As I began to move the piles off the desk, I ran across a few piles that didn’t have anything to do with John’s paperwork. Piles of my mom’s phone books dating back to 1999. Piles of her old magazines. Piles of sales circulars she thought it was important to keep. A little poem she had written. Whether one she authored or one she happened to read and like well enough to reproduce, I’m not sure. But it was in her hand just the same:
Good Morning, God
You are ushering in another day
Untouched and freshly new.
So here I come to ask you, God
If you’ll renew me, too.
Forgive the many errors that
I made yesterday.
And let me try again, Dear God
To walk closer in Thy way.
But, Father, I am well aware
I can’t make it on my own.
So take my hand and hold it tight.
For I can’t walk alone.
My mom. I remembered just where she taped it, on her own desk, when she lived.
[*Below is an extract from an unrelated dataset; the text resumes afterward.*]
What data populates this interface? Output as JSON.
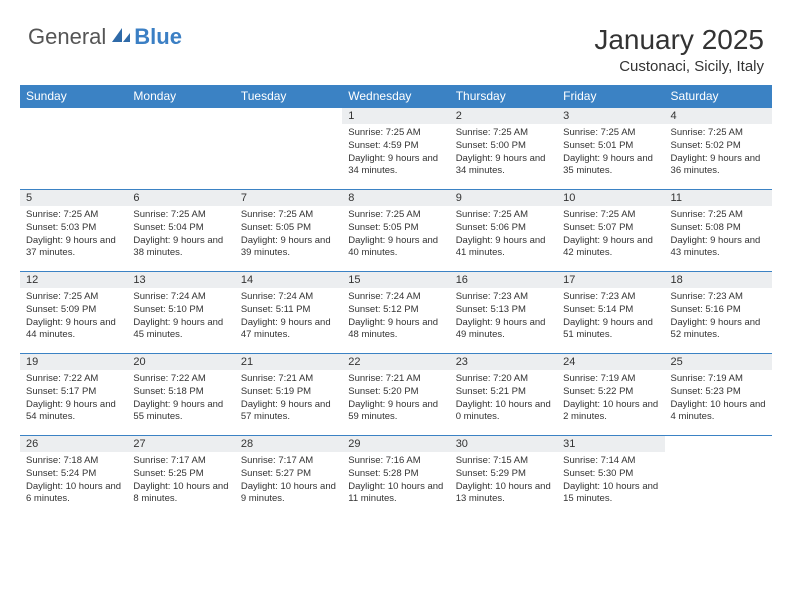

I remembered her computer. We had taken it for Travis after she passed away, but he didn’t have a lot of use for it. Since the computer was about 10 years old, the monitor alone took up the entire desktop space in his room. I brought it into the office and hooked it up once the desk was moved to the door wall.
I took that poem and taped it to the filing cabinet next to the desk. I searched through the phone books, circulars and magazines to see if she had left any messages there. Finding none, I recycled them. I found a place for everything else in the office, working in spurts over the next few days. By the weekend before Thanksgiving, everything in the office had a home. Then I sat down and cried.
I sobbed. I called John in and grabbed onto him. He is so good to me. He just held me. Held me tight and let me drench his shoulder with my tears, though he had no idea why I was so torn up.
When all was said and done, I had cleaned the office. The Lord had cleared my heart of some of the grief that I refused to face. And my mind and spirit were at peace that day.